Of course, if you’ve been frequenting this site, you’re probably well acquainted with Drunken Prayer, the recording project of Morgan Christopher Geer, who currently splits time between Portland, OR, Asheville, NC and Louisville, KY — and is a touring member of renowned act Freakwater. Into the Missionfield, Geer’s Drunken Prayer debut was released in 2012 to critical praise both locally and nationally — Portland’s Willamette Week describing Geer as a “barking ringleader with chops between Tom Waits and The Butthole Surfers‘ Gibby Haynes” and the Portland Mercury describing Geer as “Warren Zevon’s medium, showing him the world from the great beyond.” Since then Geer has been rather prolific realizing several lyrically and sonically ambitious albums that have been praised for his signature sound — a sound that meshes elements of the blues, country, folk music, 60s psych and soul music and New Orleans-styled funeral dirges paired with lyrics that explore our existence through the prism of the tragicomic. In fact, Geer’s material suggests something that most of us loathe to admit — that life is often bitterly cruel and ironic. And in those moments, the only option you have is to do as the old song says “Laugh and never let the world know that deep down, you’re crying.”
2016 has been a very busy year as Geer released The Devil and the Blues.
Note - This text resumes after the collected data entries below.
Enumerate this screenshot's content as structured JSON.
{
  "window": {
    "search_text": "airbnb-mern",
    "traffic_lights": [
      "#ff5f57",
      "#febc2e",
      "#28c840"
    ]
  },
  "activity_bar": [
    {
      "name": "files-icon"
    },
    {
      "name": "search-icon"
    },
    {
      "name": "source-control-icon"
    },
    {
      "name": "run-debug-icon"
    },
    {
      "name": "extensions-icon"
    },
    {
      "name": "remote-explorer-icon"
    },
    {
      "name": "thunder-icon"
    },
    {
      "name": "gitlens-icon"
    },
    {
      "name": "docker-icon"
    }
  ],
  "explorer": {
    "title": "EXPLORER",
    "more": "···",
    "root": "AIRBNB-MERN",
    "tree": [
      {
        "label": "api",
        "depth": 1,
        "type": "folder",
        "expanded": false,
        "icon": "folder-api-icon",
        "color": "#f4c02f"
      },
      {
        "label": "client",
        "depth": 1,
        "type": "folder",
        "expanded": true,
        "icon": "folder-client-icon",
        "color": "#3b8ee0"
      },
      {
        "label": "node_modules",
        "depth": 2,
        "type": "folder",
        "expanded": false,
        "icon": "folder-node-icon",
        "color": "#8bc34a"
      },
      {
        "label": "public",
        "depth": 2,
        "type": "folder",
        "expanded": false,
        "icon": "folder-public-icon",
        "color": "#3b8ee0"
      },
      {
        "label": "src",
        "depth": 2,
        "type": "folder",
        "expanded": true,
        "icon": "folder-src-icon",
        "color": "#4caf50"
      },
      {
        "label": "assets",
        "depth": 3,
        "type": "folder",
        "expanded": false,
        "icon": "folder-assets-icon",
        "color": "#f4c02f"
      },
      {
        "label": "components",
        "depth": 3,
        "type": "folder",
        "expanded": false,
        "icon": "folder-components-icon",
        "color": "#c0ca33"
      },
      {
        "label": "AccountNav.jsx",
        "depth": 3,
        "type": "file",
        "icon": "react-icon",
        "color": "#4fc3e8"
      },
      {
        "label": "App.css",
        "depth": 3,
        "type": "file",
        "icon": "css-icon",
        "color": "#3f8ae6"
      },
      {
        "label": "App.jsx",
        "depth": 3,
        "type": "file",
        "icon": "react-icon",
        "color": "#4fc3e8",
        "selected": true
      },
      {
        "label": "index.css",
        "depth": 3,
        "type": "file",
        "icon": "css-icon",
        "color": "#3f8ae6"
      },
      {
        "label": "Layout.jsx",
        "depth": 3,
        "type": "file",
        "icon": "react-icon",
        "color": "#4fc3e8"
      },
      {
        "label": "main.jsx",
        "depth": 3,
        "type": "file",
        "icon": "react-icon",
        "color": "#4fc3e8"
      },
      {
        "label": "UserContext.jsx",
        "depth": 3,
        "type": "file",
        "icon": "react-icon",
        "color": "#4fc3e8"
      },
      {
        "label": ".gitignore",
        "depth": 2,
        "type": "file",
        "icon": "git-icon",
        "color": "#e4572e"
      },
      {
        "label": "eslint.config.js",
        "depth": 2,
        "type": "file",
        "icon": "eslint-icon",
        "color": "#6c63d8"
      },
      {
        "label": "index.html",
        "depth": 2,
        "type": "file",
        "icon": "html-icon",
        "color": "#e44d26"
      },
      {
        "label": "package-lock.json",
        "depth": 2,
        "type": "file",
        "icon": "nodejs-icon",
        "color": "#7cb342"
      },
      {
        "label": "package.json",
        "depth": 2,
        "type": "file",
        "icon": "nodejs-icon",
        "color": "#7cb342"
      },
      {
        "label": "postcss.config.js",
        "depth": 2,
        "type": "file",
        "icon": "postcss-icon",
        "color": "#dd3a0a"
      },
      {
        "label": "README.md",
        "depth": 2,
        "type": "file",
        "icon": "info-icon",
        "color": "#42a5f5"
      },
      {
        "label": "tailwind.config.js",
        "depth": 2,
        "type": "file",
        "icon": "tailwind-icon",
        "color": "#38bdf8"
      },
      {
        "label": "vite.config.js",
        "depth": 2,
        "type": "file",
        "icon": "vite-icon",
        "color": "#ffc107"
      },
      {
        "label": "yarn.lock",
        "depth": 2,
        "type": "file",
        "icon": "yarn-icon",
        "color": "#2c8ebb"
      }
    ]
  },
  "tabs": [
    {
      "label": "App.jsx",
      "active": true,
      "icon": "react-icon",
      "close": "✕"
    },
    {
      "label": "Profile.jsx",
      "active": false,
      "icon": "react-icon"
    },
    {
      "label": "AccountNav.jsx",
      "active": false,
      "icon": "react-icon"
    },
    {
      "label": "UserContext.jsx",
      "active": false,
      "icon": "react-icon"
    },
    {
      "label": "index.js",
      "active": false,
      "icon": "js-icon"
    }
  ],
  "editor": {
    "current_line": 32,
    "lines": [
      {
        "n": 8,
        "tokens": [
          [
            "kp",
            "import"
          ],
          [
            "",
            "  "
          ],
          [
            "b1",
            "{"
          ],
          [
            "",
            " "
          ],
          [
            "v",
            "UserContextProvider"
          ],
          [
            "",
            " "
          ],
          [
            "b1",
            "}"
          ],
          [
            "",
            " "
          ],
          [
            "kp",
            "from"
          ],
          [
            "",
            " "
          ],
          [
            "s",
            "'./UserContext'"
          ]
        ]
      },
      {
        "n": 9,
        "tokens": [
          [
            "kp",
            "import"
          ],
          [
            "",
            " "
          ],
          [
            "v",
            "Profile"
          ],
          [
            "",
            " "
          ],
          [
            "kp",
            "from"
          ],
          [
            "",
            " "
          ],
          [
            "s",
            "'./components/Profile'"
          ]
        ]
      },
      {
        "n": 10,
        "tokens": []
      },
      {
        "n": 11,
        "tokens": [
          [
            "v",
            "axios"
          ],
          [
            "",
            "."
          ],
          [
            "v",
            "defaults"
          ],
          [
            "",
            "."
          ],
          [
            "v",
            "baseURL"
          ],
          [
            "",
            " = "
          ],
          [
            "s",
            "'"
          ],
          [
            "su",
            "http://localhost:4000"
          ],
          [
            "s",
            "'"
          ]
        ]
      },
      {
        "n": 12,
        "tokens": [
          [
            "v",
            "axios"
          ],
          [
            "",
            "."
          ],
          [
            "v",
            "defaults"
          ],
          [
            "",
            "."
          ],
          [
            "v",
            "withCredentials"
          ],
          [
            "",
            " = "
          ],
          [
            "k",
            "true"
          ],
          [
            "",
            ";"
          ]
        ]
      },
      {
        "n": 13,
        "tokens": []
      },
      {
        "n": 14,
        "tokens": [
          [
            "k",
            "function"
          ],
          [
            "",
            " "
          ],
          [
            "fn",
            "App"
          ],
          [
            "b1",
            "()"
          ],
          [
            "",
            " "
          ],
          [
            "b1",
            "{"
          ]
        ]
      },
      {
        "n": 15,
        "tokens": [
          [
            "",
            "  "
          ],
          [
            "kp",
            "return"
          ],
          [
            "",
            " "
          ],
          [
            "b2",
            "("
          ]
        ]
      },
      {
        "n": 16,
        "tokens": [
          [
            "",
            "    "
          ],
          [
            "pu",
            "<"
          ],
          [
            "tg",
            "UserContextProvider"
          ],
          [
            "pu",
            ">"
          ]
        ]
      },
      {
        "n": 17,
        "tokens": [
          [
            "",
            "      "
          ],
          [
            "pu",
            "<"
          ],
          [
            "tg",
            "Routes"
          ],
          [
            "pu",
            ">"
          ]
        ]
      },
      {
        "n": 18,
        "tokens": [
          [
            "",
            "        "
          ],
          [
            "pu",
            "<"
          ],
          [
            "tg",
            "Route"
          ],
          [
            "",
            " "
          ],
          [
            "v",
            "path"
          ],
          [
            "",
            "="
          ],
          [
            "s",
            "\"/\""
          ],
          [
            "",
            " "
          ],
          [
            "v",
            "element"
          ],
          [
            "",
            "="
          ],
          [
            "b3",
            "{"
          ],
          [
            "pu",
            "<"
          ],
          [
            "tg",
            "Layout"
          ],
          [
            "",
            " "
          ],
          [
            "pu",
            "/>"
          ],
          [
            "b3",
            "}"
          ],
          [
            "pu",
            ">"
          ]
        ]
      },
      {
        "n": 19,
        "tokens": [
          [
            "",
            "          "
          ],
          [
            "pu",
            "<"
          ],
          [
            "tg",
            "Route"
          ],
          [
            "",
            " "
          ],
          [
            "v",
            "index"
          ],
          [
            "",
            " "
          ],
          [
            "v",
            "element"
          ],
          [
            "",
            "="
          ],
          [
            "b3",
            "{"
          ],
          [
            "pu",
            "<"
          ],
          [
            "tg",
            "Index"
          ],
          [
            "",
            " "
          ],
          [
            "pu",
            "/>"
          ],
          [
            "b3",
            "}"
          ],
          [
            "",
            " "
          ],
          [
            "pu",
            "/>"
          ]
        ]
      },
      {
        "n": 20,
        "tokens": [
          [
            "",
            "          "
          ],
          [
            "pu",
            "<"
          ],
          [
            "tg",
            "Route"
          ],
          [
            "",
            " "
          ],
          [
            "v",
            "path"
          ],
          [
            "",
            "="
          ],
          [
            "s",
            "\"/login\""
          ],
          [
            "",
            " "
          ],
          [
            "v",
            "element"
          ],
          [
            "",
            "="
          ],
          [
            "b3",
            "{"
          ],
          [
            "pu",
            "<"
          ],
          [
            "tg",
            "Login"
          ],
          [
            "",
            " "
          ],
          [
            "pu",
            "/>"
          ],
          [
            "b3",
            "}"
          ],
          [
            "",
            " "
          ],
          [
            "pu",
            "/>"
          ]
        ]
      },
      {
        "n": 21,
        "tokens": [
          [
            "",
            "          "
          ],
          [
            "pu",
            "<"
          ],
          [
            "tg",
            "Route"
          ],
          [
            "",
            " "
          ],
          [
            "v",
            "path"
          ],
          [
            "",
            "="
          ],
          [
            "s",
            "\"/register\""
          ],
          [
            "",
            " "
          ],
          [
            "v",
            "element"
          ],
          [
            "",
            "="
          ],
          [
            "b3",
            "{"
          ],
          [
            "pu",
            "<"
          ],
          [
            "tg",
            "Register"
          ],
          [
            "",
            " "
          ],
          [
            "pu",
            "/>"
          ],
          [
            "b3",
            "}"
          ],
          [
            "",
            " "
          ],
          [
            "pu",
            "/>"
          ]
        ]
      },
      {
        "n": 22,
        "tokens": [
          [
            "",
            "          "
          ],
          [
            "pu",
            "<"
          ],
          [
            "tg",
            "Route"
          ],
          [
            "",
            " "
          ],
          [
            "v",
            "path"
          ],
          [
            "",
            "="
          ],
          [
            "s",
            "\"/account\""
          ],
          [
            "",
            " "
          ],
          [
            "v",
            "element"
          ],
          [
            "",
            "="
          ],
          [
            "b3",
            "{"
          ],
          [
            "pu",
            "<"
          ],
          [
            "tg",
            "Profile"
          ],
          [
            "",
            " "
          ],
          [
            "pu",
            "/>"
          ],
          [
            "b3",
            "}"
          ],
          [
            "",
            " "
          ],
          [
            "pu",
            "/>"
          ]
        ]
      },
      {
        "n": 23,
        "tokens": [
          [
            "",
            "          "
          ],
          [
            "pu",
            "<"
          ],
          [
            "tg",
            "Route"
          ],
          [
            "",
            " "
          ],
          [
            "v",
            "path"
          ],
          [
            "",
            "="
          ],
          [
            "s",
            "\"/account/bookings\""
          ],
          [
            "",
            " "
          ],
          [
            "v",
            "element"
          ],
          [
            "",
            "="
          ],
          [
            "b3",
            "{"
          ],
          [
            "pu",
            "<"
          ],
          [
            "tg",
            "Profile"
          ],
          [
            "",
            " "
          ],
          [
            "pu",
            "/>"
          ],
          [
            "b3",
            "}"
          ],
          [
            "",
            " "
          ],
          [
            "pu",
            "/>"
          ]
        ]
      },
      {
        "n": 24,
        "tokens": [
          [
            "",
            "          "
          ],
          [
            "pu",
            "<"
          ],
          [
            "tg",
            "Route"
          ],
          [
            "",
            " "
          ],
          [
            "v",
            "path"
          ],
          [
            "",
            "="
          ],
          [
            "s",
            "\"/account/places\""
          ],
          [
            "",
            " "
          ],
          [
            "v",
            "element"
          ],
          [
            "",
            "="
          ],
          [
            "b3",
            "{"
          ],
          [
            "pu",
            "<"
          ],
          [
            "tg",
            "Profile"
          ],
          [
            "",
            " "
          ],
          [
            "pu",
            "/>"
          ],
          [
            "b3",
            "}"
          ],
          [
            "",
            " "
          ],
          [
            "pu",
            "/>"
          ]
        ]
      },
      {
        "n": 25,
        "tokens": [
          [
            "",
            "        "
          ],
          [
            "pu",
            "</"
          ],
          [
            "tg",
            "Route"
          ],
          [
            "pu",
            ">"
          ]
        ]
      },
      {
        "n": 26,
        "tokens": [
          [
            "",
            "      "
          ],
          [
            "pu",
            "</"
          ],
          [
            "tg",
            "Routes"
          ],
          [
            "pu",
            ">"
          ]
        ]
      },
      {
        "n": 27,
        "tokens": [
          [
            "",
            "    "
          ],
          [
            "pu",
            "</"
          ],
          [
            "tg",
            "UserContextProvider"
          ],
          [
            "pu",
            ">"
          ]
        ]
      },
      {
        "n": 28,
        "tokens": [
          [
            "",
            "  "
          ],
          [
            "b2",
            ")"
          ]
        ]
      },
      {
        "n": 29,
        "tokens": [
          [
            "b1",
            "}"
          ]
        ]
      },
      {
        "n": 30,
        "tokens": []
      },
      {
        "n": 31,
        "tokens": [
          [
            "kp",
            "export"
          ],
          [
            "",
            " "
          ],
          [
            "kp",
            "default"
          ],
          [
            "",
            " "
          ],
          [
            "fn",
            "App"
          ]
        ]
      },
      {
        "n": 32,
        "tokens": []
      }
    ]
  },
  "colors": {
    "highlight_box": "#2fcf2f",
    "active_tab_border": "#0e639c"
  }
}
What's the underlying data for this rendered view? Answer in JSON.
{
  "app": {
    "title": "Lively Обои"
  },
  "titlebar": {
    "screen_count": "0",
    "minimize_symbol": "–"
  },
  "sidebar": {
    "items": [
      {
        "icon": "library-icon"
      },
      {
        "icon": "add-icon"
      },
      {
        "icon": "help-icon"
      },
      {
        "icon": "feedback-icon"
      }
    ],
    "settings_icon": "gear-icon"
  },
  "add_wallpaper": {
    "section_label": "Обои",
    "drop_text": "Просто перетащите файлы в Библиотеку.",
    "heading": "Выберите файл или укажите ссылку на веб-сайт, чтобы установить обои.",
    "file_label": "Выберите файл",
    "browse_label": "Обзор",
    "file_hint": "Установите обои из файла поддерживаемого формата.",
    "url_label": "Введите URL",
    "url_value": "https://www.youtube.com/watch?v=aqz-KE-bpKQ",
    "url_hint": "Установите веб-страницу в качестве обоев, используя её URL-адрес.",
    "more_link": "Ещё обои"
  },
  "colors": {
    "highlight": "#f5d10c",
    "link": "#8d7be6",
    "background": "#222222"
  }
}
Featuring Lance Willie (drums) and David Wayne Gay (bass), his former bandmates in The Unholy Trio and former members of The Reigning Sound, as well as guest spots from The Sadies‘ Dallas Good (guitar), Aaron Price (organ, piano and engineering), Anna Trivel (fiddle) and a small horn and section, Geer’s latest effort was Geer’s “party album” — and by party, the material thematically covers and explores sadness, rebellion and redemption in Geer’s signature rowdy, riotous, loutish, proud and somewhat ridiculous fashion. His contribution to the compilation “I Feel Into The Sun,” is an atypical Geer song, as it’s a swooning and infectiously sweet love song with a wicked sense of humor. Yes, underneath all that loutishness and joke cracking is a sweet, aching heart desiring love and its redemption.